Knee knock the only down side to another brilliant Tadhg Beirne performance

Sean Farrell reports from Thomond Park

HE ARRIVED IN Munster a fully-formed star of European Rugby and a nominee for the Champions Cup’s player of the year.

It scarcely seemed plausible that Tadhg Beirne’s influence would grow.

Yet rather than succumb or to any potential settling-in period that can slow down so many rising stars, the second row continues to deliver supreme performance levels when his team most needs him.

The sight of Beirne grimacing and clutching his knee was the greatest shame arising from a gripping 9-7 win over the Exeter Chiefs which sealed Munster’s passage to the knockout rounds.

He got up and hobbled on, across the pitch and then back, where the crowd greeted him with a standing ovation on his way to the replacements bench.

Post-match was far too early for a prognosis on the knee injury, but the Kildare man will undergo a scan to learn how much of a role he can play for Ireland in the imminent Six Nations.

Beirne gets treatment after suffering a knee knock. Source: Bryan Keane/INPHO

“I think Tadhg’s a special player,” said Johann van Graan post-match.

“He’s had a few man of the match performances in this competition.

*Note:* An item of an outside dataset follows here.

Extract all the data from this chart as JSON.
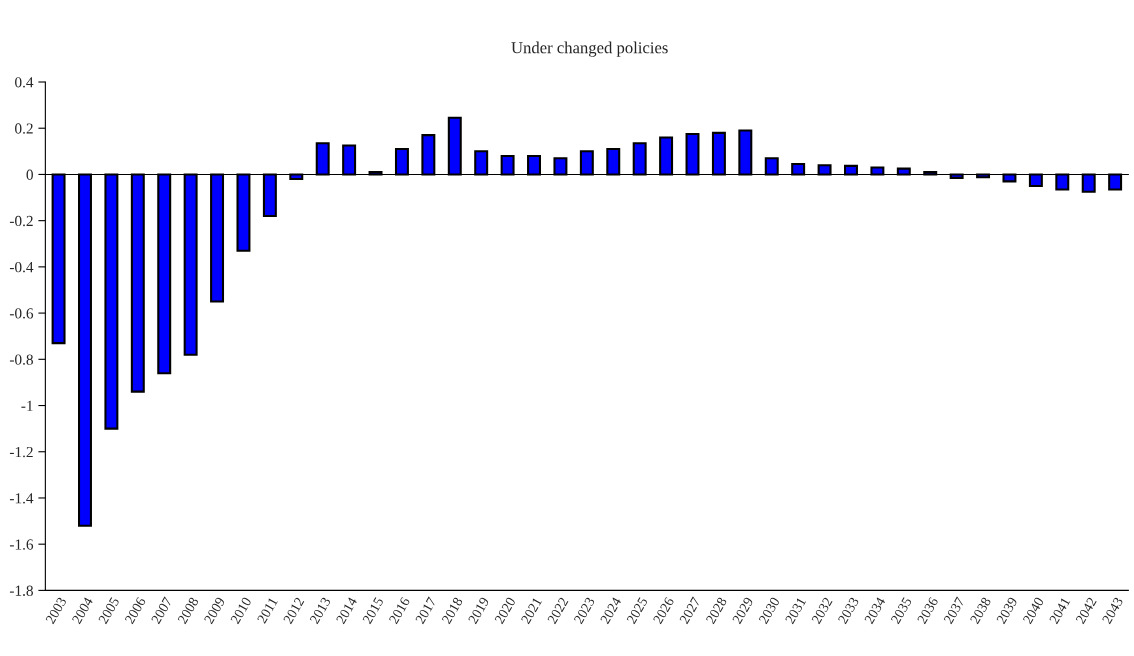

He’s very dynamic and he’s one of the only locks in world rugby who can poach the way he can.”

That poach threat was invaluable for Munster and few interventions were more important than the 30th minute penalty he forced 10 metres out from his own posts when the Chiefs sought to turn the screw.

“He’s worked so hard on his calling,” Van Graan adds after Beirne led tonight’s line-out.

“When he arrived he wasn’t really a calling option, I threw him into the deep end… I think he’s developed into one of the form locks in the competition.”

Beirne blocks down a box kick. Source: Tommy Dickson/INPHO

It was a night when Munster needed their big men to rise to the occasion and the pack duly stepped forward.

Beirne did not even reach the touchline when his replacement Billy Holland brilliantly pilfered an Exeter attacking line-out on his five metre line. Jean Kleyn forced an important turnover after his fellow starting lock departed and CJ Stander ended up with the rare sight of twice as many tackles (21) as carries (10) completed on his stats sheet.

It was that sort of night for Munster. Exeter have a way of making errors an inescapable part of their opponent’s game, but with Peter O’Mahony powering through last week’s rib cartilage injury to add 16 tackles – including the final coup de grace – to the cause, Munster once again found a way to win.

Nic White gets to grips with O’Mahony. Source: Oisin Keniry/INPHO

“It was definitely the toughest game of rugby since I came to Munster,” adds Van Graan after taking top spot in his first full pool campaign.

“Two teams who didn’t want to give up. If you get only one score in the second half, when games (usually) open up, it shows you how intense it was.

“It won’t go down as the prettiest game of rugby…  we open up our eyes tomorrow morning and we’re in a quarter-final, that’s the main thing.”